Tarde de quinta-feira, boteco da Praça Seca. Sete amigos de mais de quarenta anos de amizade. Sete amigos unidos pela fraternidade e pela diversão. Sete solitários por opção. Sete cariocas da gema ambos com mais de 60 anos de idade. Um do Leblon, dois de Ipanema, um da Tijuca e dois de Copacabana, um de Deodoro
Ambos vivendo o pior dilema da vida de até então: se afastarem da rotina de lazer que faziam há décadas. O que fazer agora sem o tradicional churrasquinho quinzenal? O que seria do encontro trissemanário no Arpoador? O que seria do tradicional jogo de dominó com os velhinhos na Praça Seca ou na Praça Sáenz Peña ou ainda em Santa Tereza em quase todos os dias? As idas semanais à feira de São Cristóvão? Tudo em cheque agora graças à porcaria do Coronavirus.

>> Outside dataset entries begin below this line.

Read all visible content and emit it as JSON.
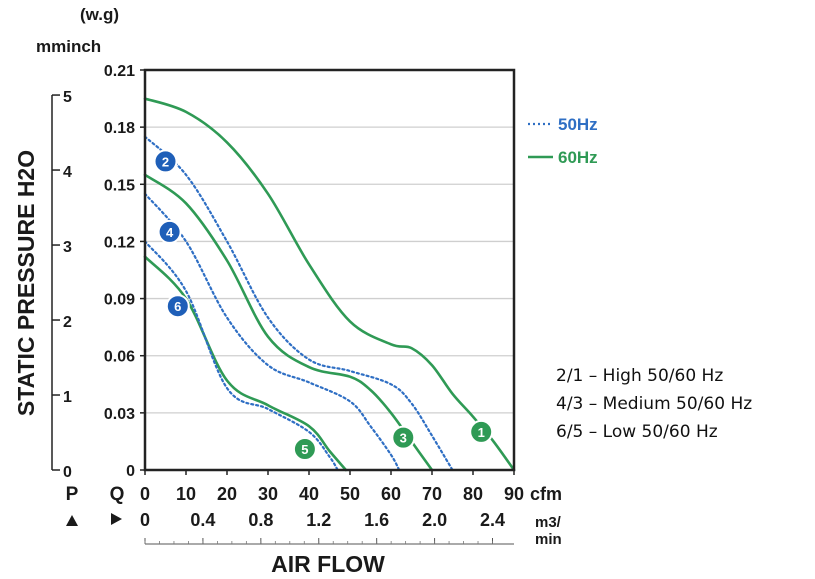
{
  "chart_data": {
    "type": "line",
    "title": "",
    "xlabel": "AIR FLOW",
    "ylabel": "STATIC PRESSURE H2O",
    "y_units": [
      "(w.g)",
      "mminch"
    ],
    "x_units_cfm": "cfm",
    "x_units_m3": [
      "m3/",
      "min"
    ],
    "x_axis_letter": "Q",
    "y_axis_letter": "P",
    "xlim_cfm": [
      0,
      90
    ],
    "ylim_inch": [
      0,
      0.21
    ],
    "x_ticks_cfm": [
      "0",
      "10",
      "20",
      "30",
      "40",
      "50",
      "60",
      "70",
      "80",
      "90"
    ],
    "x_ticks_m3": [
      "0",
      "0.4",
      "0.8",
      "1.2",
      "1.6",
      "2.0",
      "2.4"
    ],
    "x_ticks_m3_values": [
      0,
      0.4,
      0.8,
      1.2,
      1.6,
      2.0,
      2.4
    ],
    "y_ticks_inch": [
      "0",
      "0.03",
      "0.06",
      "0.09",
      "0.12",
      "0.15",
      "0.18",
      "0.21"
    ],
    "y_ticks_mm": [
      "0",
      "1",
      "2",
      "3",
      "4",
      "5"
    ],
    "grid": true,
    "legend": [
      {
        "label": "50Hz",
        "style": "dotted",
        "color": "#2f6fc4"
      },
      {
        "label": "60Hz",
        "style": "solid",
        "color": "#2f9a55"
      }
    ],
    "legend_position": "right",
    "series": [
      {
        "name": "1",
        "hz": "60Hz",
        "color": "#2f9a55",
        "style": "solid",
        "x": [
          0,
          10,
          20,
          30,
          40,
          50,
          60,
          65,
          70,
          75,
          80,
          85,
          90
        ],
        "y": [
          0.195,
          0.188,
          0.172,
          0.145,
          0.108,
          0.078,
          0.066,
          0.064,
          0.055,
          0.04,
          0.028,
          0.015,
          0
        ]
      },
      {
        "name": "2",
        "hz": "50Hz",
        "color": "#2f6fc4",
        "style": "dotted",
        "x": [
          0,
          10,
          20,
          30,
          40,
          50,
          60,
          65,
          70,
          75
        ],
        "y": [
          0.175,
          0.155,
          0.12,
          0.08,
          0.058,
          0.052,
          0.045,
          0.035,
          0.018,
          0
        ]
      },
      {
        "name": "3",
        "hz": "60Hz",
        "color": "#2f9a55",
        "style": "solid",
        "x": [
          0,
          10,
          20,
          30,
          40,
          50,
          55,
          60,
          65,
          70
        ],
        "y": [
          0.155,
          0.14,
          0.11,
          0.07,
          0.054,
          0.049,
          0.042,
          0.03,
          0.015,
          0
        ]
      },
      {
        "name": "4",
        "hz": "50Hz",
        "color": "#2f6fc4",
        "style": "dotted",
        "x": [
          0,
          10,
          20,
          30,
          40,
          50,
          55,
          60,
          62
        ],
        "y": [
          0.145,
          0.12,
          0.08,
          0.055,
          0.046,
          0.036,
          0.023,
          0.008,
          0
        ]
      },
      {
        "name": "5",
        "hz": "60Hz",
        "color": "#2f9a55",
        "style": "solid",
        "x": [
          0,
          10,
          20,
          30,
          40,
          45,
          49
        ],
        "y": [
          0.112,
          0.09,
          0.047,
          0.034,
          0.023,
          0.01,
          0
        ]
      },
      {
        "name": "6",
        "hz": "50Hz",
        "color": "#2f6fc4",
        "style": "dotted",
        "x": [
          0,
          10,
          20,
          30,
          40,
          45,
          47
        ],
        "y": [
          0.12,
          0.094,
          0.043,
          0.032,
          0.02,
          0.007,
          0
        ]
      }
    ],
    "markers": [
      {
        "label": "1",
        "color": "#2f9a55",
        "x": 82,
        "y": 0.02
      },
      {
        "label": "2",
        "color": "#1f5fb8",
        "x": 5,
        "y": 0.162
      },
      {
        "label": "3",
        "color": "#2f9a55",
        "x": 63,
        "y": 0.017
      },
      {
        "label": "4",
        "color": "#1f5fb8",
        "x": 6,
        "y": 0.125
      },
      {
        "label": "5",
        "color": "#2f9a55",
        "x": 39,
        "y": 0.011
      },
      {
        "label": "6",
        "color": "#1f5fb8",
        "x": 8,
        "y": 0.086
      }
    ]
  },
  "notes": [
    "2/1 – High 50/60 Hz",
    "4/3 – Medium 50/60 Hz",
    "6/5 – Low 50/60 Hz"
  ]
}
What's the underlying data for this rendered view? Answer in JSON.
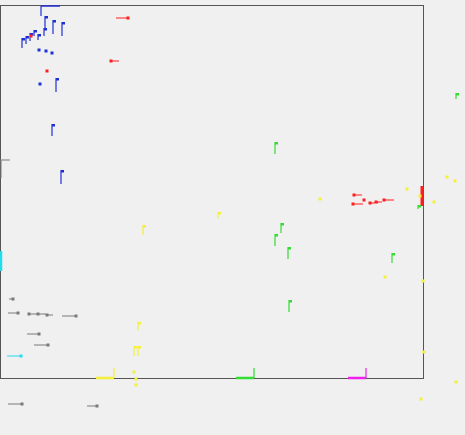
{
  "canvas": {
    "background": "#f0f0f0",
    "frame_color": "#555555"
  },
  "colors": {
    "blue": "#1f2fd6",
    "red": "#ff1e1e",
    "green": "#33dd33",
    "yellow": "#f4f03a",
    "gray": "#7a7a7a",
    "cyan": "#22ddee",
    "magenta": "#ee22ee"
  }
}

Todos tinham a consciência de que era preciso se isolar. Ainda mais que a idade de ambos ultrapassavam os 60 anos. Então, nesta semana, tinham que tomar uma decisão. Papo reto:
─ Esse é o nosso último encontro! ─ murmurejou Bastos, o mais velho de todos: 93 anos de feliz existência.
─ Tu tá dando prá traz agora Bastos? Pensando em morrer? Não! De tu, eu não esperava ouvir isso. Tu é pessimista por natureza, mas hoje tu foi além do teu mórbido pessimismo.
─ Se não tomarmos vergonha e entrar no nosso confinamento, esse será nosso último encontro mesmo. ─ Ponderou Gomes.
─ Mas vamos sim morrer confinados de tédio. ─ Ponderou Chiquinho, o mais novo do grupo: sessenta e três aninhos.
A conversa era tensa. Ninguém tinha cabeça para jogar dominó ou baralho. O que fariam neste isolamento?
Foi de Gomes, o mais sábio do grupo, que veio a solução: Um vídeochurrasco para este domingo.
─ Como assim? ─ indagaram em coro?
E Gomes, com toda a sapiência que Deus lhe deu:
─Tá na moda fazer videoconferência para tudo. Até as entrevistas do Ministério da Saúde está sendo assim. Amanhã o Senado faz a primeira sessão por videoconferência. A gente contrata um técnico em informática, ele nos passa a informações e pimba! Nos mostra como conectar nosso celular e a tevê e aí, meus caros, amigos, de nossas casas faremos nossas festas.
A ideia foi aprovada por todos. De posse do jornais que tinham em mãos ( qual idoso do Rio não anda com jornal debaixo do sovaco ou na mão?) e, nos classificados, encontraram um técnico.
Resumo da ópera: nesta manhã de domingo, as tevês ligadas, celulares ou câmeras conectadas na internet. Os velhinhos felizes esperando a abertura oficial do videochurrasco.
Às 12 horas em ponto, Gomes, o dono da ideia, em frente aparecendo na tela da casa de todos os velhinhos:
Caros amigos, declaro por iniciada o primeiro videochurrasco do mundo!
Aplausos. Brinde de cerveja com leve toque na tela da Tevê.
Vinte minutos depois, os primeiros pedaços de assados em churrasqueiras elétricas ou churrasqueira de fogão. Os sete velhinhos papeando, gargalhando. Todos felizes como se estivessem juntos. Todos livres da contaminação do coronavirus.